In past reports, IHR has described Qarchak as “hell for women and children,” and has repeatedly appealed to international bodies to intervene. Closing Qarchak, they argue, is not only essential for protecting prisoners, but also a test of commitment to justice and human dignity.
Inside Qarchak: testimonies from prisoners and journalists
For more than a decade, accounts of Qarchak’s conditions have painted a picture of systematic neglect and abuse. When several political prisoners were moved there in 2011, they described vast hangars crammed with over 200 women each, without ventilation, with sewage odors causing respiratory problems, and with only two toilets and two showers for hundreds of people. Shortages were so severe that some prisoners were forced to relieve themselves in the aisles between beds.

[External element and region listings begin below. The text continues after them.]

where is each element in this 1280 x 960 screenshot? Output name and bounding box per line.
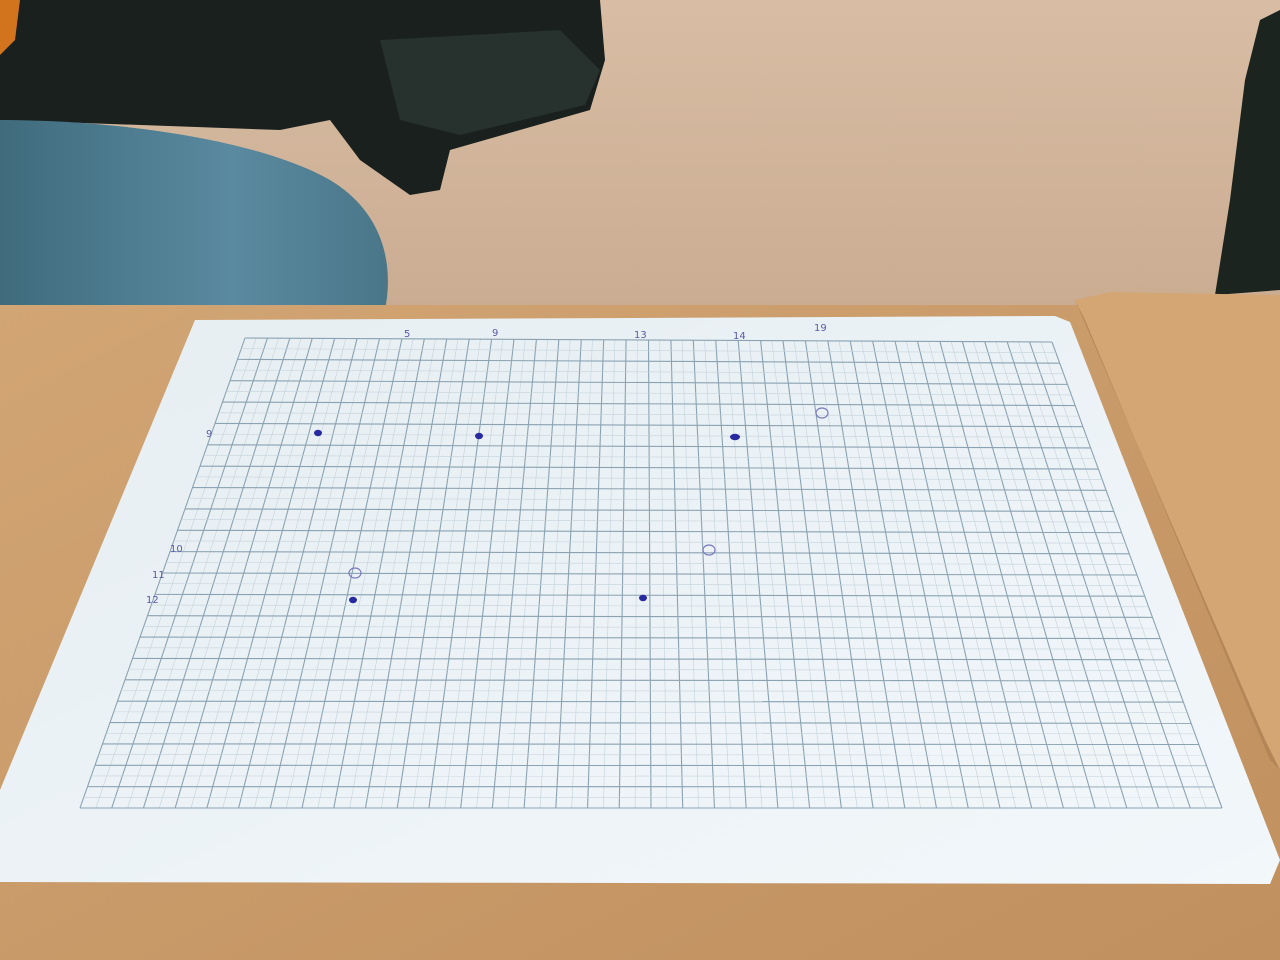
grid-horizontal-line xyxy=(207,444,1091,449)
plotted-dot-3 xyxy=(349,596,357,604)
grid-horizontal-line xyxy=(136,647,1165,650)
plotted-dot-5 xyxy=(314,429,322,437)
grid-horizontal-line xyxy=(214,422,1083,428)
grid-horizontal-line xyxy=(233,369,1064,375)
plotted-dot-4 xyxy=(639,594,647,602)
grid-horizontal-line xyxy=(158,583,1141,586)
grid-horizontal-line xyxy=(226,391,1072,396)
grid-horizontal-line xyxy=(199,465,1099,470)
grid-horizontal-line xyxy=(151,604,1149,608)
grid-horizontal-line xyxy=(181,519,1118,523)
grid-horizontal-line xyxy=(132,657,1168,661)
top-axis-label: 5 xyxy=(404,329,410,340)
grid-horizontal-line xyxy=(218,412,1080,417)
grid-horizontal-line xyxy=(192,486,1107,491)
plotted-dot-2 xyxy=(730,433,740,441)
left-axis-label: 11 xyxy=(152,570,165,581)
grid-horizontal-line xyxy=(139,636,1161,640)
plotted-circle-1 xyxy=(815,407,829,419)
top-labels: 5 9 13 14 19 xyxy=(404,323,827,342)
left-labels: 9 10 11 12 xyxy=(146,429,212,606)
grid-horizontal-line xyxy=(113,711,1188,713)
grid-lines xyxy=(79,337,1223,809)
chair-leg xyxy=(1215,10,1280,295)
grid-horizontal-line xyxy=(244,337,1053,343)
grid-horizontal-line xyxy=(203,455,1095,459)
grid-horizontal-line xyxy=(211,433,1087,438)
grid-horizontal-line xyxy=(188,497,1110,502)
top-axis-label: 14 xyxy=(733,331,746,342)
grid-horizontal-line xyxy=(154,593,1145,597)
grid-horizontal-line xyxy=(143,626,1157,629)
grid-horizontal-line xyxy=(117,700,1184,703)
top-axis-label: 9 xyxy=(492,328,498,339)
left-axis-label: 10 xyxy=(170,544,183,555)
grid-horizontal-line xyxy=(241,348,1056,353)
grid-horizontal-line xyxy=(121,690,1180,692)
grid-horizontal-line xyxy=(166,562,1134,565)
grid-horizontal-line xyxy=(109,721,1192,724)
grid-horizontal-line xyxy=(124,679,1176,682)
grid-horizontal-line xyxy=(102,743,1199,746)
grid-horizontal-line xyxy=(184,508,1114,513)
left-axis-label: 9 xyxy=(206,429,212,440)
jeans-knee xyxy=(0,120,388,310)
plotted-dot-1 xyxy=(475,432,483,440)
grid-horizontal-line xyxy=(237,358,1060,364)
grid-horizontal-line xyxy=(128,668,1172,671)
grid-horizontal-line xyxy=(169,551,1130,555)
plotted-circle-2 xyxy=(702,544,716,556)
grid-horizontal-line xyxy=(147,615,1153,618)
grid-horizontal-line xyxy=(196,476,1103,480)
top-axis-label: 19 xyxy=(814,323,827,334)
grid-horizontal-line xyxy=(222,401,1076,407)
grid-horizontal-line xyxy=(229,380,1068,385)
grid-horizontal-line xyxy=(162,572,1138,576)
grid-horizontal-line xyxy=(177,529,1122,534)
grid-horizontal-line xyxy=(106,732,1195,735)
grid-horizontal-line xyxy=(173,540,1126,544)
plotted-circle-3 xyxy=(348,567,362,579)
plotted-points xyxy=(314,407,829,604)
left-axis-label: 12 xyxy=(146,595,159,606)
dark-bag xyxy=(0,0,605,195)
side-board xyxy=(1075,292,1280,770)
top-axis-label: 13 xyxy=(634,330,647,341)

Former political prisoner and lawyer Negar Haeri has said: “People there are completely cut off from the outside world. It is the end of the world.” Journalist Jila Bani-Yaghoub wrote that Qarchak “does not even resemble a prison” but “a ruin.”
More recent testimonies confirm these conditions. Prisoners say drinking water is salty—even tea tastes of salt—and many must buy bottled water at their own expense. Overcrowding and lack of sanitation are routine; some women sleep on the floor, and wards are at times denied outdoor time for weeks. Former inmates report that staged visits for officials only show a cleaned-up wing near the entrance, concealing the true conditions inside.
Maryam Akbari Monfared: “This is not a prison—it’s a ruin”
In November 2024 (Ābān 1403), political prisoner Maryam Akbari Monfared—detained since 2009—was transferred to Qarchak from Semnan Prison. In her account, more than 120 women share a single bathroom in Ward 6, which has been denied fresh-air breaks for months. She calls Qarchak “not even like a prison, but a ruin,” worse even than Semnan, which she had previously described as “hellish.” She also points to women trapped beyond their legal release dates because their files have been “lost.”
Women, Life, Freedom: violence and humiliation
Testimonies from the 2022–2023 Women, Life, Freedom uprising describe systematic violence against women detainees. One former prisoner told Zamaneh:
“Women who were beaten were dragged across the asphalt and left without medical care. Their legs were injured, their hands cuffed and bruised. I remember a girl with short hair who was arrested; they beat her mercilessly, even stripping her to check whether she was a girl or a boy.”
According to the same source, women detainees were held in detention facilities under such conditions before being transferred to Qarchak’s quarantine and later to Ward 8.
The source also reported a case of sexual assault against a Christian woman in Qarchak’s quarantine:
“She was subjected to such severe physical violence that she lost five teeth. Her hands and feet were brutally beaten with boots, and she was raped. They used electric shocks on her until she could barely speak—she looked like a dead person. Out of fear that she might die in custody, they released her on heavy bail.”
Another testimony describes the humiliation of a young woman during transfer:
“She was arrested and placed in a vehicle between two Basijis. Her hands were tied behind her back in a degrading way, and they told her to hold them as if she were clutching the officers’ genitals. When she was taken out of the car, they forced her to smell their crotches. It was one of the most shocking moments women experienced in those days in Qarchak.”
A systemic failure of care—and accountability
Rashidi’s death fits this broader pattern: medical crises minimized as “simulation,” urgent transfers delayed, and sedatives used instead of treatment. Iran’s Prisons Organization is legally responsible for prisoners’ health, but in practice accountability is absent. IHR has demanded an independent investigation and the closure of Qarchak.
Until that happens, the risk remains: more women will die in custody, and the truth will be buried with them.